Himalayan salt blocks are great as both really cool (no pun intended, but what the hey…) serving platters for cold things like sushi, and for cooking, and they are really great at each of these because of their ability to maintain a steady temperature over long periods of time. (That said, you don’t want to use a single salt block for both cooking and for chilled serving, because once you cook on a salt block it just doesn’t look as pretty for serving cold things.) To use a chilled salt block as a serving platter for cold food you just, well, chill it. Cooking on a salt block, however, takes a bit less cavalier approach. If you don’t already know how to heat your salt block for cooking, there’s a great article about salt block cooking over at Wellness Mama that we recommend.
Don’t have a Himalayan salt block? This seems like a pretty decent one on Amazon.

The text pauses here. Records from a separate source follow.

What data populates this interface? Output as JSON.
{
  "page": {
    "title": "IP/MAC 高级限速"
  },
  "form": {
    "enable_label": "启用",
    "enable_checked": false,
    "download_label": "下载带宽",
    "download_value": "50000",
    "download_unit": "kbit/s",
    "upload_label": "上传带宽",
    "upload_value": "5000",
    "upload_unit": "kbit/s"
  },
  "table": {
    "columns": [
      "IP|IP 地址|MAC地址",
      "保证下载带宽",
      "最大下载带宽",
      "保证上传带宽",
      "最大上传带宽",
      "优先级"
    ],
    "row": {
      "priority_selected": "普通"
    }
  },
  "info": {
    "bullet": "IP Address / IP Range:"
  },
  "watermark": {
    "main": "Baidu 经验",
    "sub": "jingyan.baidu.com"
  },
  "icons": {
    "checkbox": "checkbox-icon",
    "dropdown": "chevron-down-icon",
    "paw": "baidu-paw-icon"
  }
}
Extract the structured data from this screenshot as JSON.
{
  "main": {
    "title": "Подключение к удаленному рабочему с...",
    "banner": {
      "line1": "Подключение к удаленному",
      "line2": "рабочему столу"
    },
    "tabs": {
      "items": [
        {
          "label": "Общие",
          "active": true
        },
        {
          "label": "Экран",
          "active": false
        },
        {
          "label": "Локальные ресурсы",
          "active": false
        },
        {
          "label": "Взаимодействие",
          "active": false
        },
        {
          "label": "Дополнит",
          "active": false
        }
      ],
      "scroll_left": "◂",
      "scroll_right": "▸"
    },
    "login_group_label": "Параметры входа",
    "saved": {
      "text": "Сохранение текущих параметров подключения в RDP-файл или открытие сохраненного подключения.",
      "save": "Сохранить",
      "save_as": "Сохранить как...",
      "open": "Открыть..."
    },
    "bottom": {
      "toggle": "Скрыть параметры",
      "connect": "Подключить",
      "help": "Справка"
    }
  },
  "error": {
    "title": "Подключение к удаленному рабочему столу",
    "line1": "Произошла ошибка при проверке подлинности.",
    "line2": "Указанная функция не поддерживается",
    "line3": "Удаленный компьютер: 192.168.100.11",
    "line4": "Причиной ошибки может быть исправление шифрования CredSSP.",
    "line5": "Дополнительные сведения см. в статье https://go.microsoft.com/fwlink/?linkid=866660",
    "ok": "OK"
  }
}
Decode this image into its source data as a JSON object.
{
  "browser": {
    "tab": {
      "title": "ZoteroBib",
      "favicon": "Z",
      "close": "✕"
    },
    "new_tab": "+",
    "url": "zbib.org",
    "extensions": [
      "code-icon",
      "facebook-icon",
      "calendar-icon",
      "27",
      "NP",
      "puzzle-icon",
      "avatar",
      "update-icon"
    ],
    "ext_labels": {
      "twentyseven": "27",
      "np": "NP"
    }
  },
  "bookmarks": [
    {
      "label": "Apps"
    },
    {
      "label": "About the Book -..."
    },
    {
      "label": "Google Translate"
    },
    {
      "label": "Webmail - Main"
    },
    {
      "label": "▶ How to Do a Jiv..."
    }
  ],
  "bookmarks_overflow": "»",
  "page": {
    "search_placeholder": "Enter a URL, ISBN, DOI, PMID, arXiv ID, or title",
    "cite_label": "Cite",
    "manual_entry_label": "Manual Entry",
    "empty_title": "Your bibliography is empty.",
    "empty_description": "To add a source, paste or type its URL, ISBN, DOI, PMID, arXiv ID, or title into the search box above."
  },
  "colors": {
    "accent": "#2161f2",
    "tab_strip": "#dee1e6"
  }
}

There are some bad reviews but they are mostly for the serving tray (apparently the handle breaks off, but we wouldn’t use that anyways), while some of the other salt blocks are reviewed poorly for the salt block itself arriving cracked.
Tofu Cooked on a Himalayan Salt Block
1 block of refrigerated tofu (the kind that is packed in water), pressed for at least 15 minutes
1 Tablespoon sesame oil
1 Tablespoon Sambal Oelek (or other chili sauce, but nothing beats Sambal Oelek, we buy it in a 2-pack here on Amazon)
1 Tablespoon maple syrup
4 Tablespoons liquid aminos (can also use soy sauce or tamari)
Cut the pressed tofu into slabs (i.e. cutting from the short end to the other short end); each slab should be about 1/2-inch thick. Place the slabs of tofu into a container with an airtight cover, or into a large ziplock bag. Whisk the rest of the ingredients together and pour over the tofu, and seal the container. Turn the container over a few times to get the tofu throughly coated. Marinate for at least an hour (you will be heating your salt block over the course of an hour anyways, keeping in mind that you have to heat it sloooooowly so that it doesn’t crack apart), rotating the container or bag every 15 minutes or so to ensure that the tofu gets good and marinated.
NOTE: This is a wonderful general purpose marinade, just remember that the proportions are 1:1:1:4, or 1 part sesame oil to 1 part Sambal Oelek to 1 part maple syrup to 4 parts liquid aminos (or soy sauce or tamari).
When your salt block is ready for action (you will know if you put a drop of water on it and the drop of water immediately sizzles), remove the tofu from the marinade and pat it dry with a paper towel. It’s very important that your tofu not be dripping wet, as that can damage your salt block.
Place the slabs of tofu on the hot salt block and cook for 10 minutes, then flip over and cook for another 10 minutes.
Remove from salt block and serve. We serve it over rice and pour the rest of the marinade over it as sauce, and it is freakin’ delicious!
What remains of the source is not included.